Monday, Aug. 16, 1976

Keeping 'Em Down on the Farm

Like certain other hunting animals, professional journalists do not thrive in captivity. Confined to a single place for any length of time with no news to cover, they tend to turn sour and surly. That has certainly been the case recently in Jimmy Carter's home town of Plains, Ga., to which the candidate returned for a lengthy working vacation after winning the Democratic presidential nomination last month in New York. A report from TIME Correspondent Stanley Cloud, captive in Plains:

The upward of 50 reporters, photographers, network-TV cameramen and technicians who accompanied Carter to Plains were at first pleased with the change of pace from Manhattan and the long primary trail. Now, however, they are suffering from advanced ennui and frustration--enhanced by South Georgia's sauna-like summer climate and the bountiful swarms of gnats, chiggers and fire ants. Exulted the Boston Globe's Curtis Wilkie, himself a native of the Deep South, as he prepared to escape from Plains on a vacation: "Free at last, free at last, great God a-mighty, ah'm free at last."

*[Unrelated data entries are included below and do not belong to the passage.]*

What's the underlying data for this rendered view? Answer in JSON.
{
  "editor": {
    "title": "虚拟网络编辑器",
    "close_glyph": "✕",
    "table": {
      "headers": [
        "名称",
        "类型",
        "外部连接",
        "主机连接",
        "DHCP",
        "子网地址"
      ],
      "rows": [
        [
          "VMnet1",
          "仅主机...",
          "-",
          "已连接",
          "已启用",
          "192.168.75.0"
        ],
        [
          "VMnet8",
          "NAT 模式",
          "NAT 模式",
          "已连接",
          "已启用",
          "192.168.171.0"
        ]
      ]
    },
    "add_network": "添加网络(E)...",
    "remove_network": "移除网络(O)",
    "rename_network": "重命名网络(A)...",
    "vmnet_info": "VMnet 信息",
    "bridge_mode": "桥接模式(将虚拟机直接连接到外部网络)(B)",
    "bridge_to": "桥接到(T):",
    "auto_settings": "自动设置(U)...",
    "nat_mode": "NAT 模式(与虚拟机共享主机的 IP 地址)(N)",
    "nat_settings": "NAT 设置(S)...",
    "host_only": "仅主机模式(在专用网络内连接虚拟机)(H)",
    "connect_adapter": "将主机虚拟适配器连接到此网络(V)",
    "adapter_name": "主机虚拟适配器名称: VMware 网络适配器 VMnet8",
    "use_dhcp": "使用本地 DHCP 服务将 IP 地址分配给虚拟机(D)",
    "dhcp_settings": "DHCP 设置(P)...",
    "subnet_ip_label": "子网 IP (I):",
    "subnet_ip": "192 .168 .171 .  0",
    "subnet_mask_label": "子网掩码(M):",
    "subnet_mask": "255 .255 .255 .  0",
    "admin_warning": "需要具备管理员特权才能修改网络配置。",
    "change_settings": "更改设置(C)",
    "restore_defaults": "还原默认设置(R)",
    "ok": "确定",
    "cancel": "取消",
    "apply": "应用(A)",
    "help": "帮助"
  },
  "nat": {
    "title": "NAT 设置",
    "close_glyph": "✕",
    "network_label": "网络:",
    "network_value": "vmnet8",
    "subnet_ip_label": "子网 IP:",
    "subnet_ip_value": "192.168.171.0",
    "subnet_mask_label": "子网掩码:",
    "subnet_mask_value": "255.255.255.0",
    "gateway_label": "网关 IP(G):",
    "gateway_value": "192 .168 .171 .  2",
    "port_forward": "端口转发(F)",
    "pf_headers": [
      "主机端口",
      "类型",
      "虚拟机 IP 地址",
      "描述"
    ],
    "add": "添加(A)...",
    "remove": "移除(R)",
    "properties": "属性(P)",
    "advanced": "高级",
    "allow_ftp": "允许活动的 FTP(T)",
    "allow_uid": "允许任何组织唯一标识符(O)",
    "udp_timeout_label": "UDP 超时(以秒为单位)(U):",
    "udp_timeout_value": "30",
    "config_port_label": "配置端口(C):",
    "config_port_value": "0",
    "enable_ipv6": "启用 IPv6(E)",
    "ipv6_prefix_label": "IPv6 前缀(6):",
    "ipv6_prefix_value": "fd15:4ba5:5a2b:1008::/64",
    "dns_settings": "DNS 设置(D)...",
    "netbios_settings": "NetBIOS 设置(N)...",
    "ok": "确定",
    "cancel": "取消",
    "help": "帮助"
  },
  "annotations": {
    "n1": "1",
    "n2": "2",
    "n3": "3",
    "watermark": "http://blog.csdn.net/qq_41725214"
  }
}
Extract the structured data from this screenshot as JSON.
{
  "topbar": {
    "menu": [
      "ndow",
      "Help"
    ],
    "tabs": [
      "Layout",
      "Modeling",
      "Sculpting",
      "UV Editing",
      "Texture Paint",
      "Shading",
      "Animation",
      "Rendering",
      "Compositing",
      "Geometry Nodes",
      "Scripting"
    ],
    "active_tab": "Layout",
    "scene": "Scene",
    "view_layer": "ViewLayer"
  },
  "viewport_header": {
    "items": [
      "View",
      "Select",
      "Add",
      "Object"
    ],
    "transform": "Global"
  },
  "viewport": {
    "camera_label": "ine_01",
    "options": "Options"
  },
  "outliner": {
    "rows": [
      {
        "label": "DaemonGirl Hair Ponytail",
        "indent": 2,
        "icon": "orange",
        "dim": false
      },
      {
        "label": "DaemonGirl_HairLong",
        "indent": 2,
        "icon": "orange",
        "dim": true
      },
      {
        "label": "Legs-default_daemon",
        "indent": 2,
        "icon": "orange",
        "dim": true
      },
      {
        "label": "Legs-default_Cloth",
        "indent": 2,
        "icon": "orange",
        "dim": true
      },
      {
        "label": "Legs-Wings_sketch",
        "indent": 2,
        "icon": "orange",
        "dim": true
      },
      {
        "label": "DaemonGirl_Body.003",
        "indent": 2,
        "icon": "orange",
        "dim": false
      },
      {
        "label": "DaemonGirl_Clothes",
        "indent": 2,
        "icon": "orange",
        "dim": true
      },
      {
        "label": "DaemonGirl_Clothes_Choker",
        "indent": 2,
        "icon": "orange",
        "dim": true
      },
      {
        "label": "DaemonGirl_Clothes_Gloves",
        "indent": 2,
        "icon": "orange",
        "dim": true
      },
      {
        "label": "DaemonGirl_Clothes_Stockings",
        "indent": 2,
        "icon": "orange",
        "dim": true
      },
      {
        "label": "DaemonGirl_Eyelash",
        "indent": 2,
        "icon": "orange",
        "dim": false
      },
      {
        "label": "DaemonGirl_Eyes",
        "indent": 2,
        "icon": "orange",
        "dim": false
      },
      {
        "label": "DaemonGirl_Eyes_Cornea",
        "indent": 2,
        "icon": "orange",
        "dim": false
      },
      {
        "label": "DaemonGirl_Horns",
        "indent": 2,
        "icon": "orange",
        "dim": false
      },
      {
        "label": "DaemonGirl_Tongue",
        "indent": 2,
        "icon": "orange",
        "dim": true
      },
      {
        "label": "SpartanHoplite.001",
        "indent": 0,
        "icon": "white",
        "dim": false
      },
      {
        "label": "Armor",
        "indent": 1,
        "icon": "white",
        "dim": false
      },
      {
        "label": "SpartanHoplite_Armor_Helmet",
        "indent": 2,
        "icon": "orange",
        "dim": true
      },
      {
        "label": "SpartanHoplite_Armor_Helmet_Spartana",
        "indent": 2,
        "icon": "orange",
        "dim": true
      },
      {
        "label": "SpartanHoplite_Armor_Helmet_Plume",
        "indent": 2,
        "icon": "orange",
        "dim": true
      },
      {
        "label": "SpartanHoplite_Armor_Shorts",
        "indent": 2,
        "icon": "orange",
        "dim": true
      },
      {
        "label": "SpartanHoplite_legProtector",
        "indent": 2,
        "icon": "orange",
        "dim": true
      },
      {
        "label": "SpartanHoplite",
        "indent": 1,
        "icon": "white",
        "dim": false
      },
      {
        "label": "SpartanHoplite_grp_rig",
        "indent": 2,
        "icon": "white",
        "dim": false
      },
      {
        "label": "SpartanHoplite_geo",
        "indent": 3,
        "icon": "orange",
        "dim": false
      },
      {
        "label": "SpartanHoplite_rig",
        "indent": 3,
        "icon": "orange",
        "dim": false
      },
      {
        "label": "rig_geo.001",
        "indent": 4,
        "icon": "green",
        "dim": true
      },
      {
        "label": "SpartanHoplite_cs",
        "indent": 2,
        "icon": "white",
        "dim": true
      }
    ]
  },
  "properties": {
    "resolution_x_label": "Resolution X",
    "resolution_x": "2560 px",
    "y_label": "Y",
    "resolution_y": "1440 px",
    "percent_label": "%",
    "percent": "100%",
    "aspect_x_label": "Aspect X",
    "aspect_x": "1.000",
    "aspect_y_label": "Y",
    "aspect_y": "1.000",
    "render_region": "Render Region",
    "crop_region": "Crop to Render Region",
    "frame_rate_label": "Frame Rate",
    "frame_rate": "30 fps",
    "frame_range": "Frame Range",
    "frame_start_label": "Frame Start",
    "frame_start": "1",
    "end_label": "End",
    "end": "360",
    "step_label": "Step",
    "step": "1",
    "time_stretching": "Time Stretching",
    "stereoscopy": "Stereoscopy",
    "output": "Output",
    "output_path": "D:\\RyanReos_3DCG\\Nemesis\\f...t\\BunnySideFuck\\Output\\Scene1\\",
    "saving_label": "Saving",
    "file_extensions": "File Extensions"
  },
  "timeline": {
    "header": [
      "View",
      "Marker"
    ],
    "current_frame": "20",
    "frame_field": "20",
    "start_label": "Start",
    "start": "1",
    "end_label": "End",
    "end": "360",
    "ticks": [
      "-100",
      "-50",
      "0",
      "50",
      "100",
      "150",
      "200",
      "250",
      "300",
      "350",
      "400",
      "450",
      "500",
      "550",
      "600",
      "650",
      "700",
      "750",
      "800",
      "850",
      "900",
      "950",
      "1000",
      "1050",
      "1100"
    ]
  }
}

Nature of Sin. The basic problem, of course, is that there is no hard news. During strategy sessions in his sprawling ranch house with aides and advisers, Carter may be--probably is--making decisions that will vitally shape the course of the oncoming presidential campaign, scheduled to begin in earnest after Labor Day. But the security blanket of secrecy imposed on such decisions by Carter and his staff has been virtually total. Reporters have thus had to content themselves with scratching about for some interesting stories about the early days of Plains and the economic impact of Carter's candidacy on the little hamlet, plus such lightweight footnotes as the candidate's appearances in Sunday school, his attendance at a Carter clan reunion and his pitching performances (fairly expert) in a series of Softball games organized by CBS-TV Producer Rick Kaplan. An unremarkable sermon on the nature of sin by the pastor of the Plains Baptist Church has been covered and grudgingly reported by the wire services. Says a correspondent for a major Northern daily: "I keep telling my desk that there's no story down here, and they keep saying, 'Yeah, we understand the problem, but give us a story today anyway.' " Even photographers, who for a time enjoyed shooting the candidate in his natural habitat, have grown bored by the daily replay of the down-home theme.

Carter's triumph has brought pack journalism to Plains with a vengeance.

CBS, NBC and ABC have all set up giant, equipment-laden trailers under the town water tower that functions as an antenna. A couple of dozen reporters flock around Press Secretary Jody Powell and Campaign Manager Hamilton Jordan, recording their every word as they conduct a "briefing" alongside the railroad tracks in Plains--even though to date they have provided only the most fleeting glimpses of the inner workings of the post-primary campaign. Afterward, reporters grumble to each other about excessive secrecy and "news management," and file stories soured by bitterness.

Mutual Antagonism. Meantime, Carter and crew have become somewhat cynical and resentful. They argue, accurately enough, that they have attempted to discourage constant, pointless coverage of the candidate's every step. But even as they criticize reporters for homing in on trivia, Carter and the Plains guard refuse to give out much information that is other than trivial. Instead, they engineer "photo opportunities," as the Nixon White House first christened them, at fish fries and ball games that provide a steady stream of non-event pictures. The result has been a growing feeling of mutual antagonism between the Carterites and the press. Even the usually amiable Powell has grown testy and has begun grousing publicly about some of the stories cranked out. At a press conference last week, he was asked by ABC's Sam Donaldson when the fall campaign may be said to have formally begun. "Well, it's certainly clear," Powell snapped, "that the campaign will start whenever Sam Donaldson says it starts."

To relieve the tension, members of the press corps, who have encamped at the Best Western Motel in nearby Americus because Plains is too small to accommodate them, spend most of their free time eating and drinking in the area's only good restaurant (Faye's Bar-B-Que Villa on the outskirts of Amer-icus), playing softball (with recurrent arguments about whether the games should be for fun or to win) and watching --courtesy of CBS--rerun movies on video tape (MASH, Jaws, Gone With the Wind).

The reporters were plainly delighted last week when Carter made a brief foray to New Hampshire and Washington, D.C.--and were looking forward to a return to the hectic business of covering the campaign full time in the fall. Once into that, they may find themselves in the throes of nostalgia for the long, lazy summer days in Plains.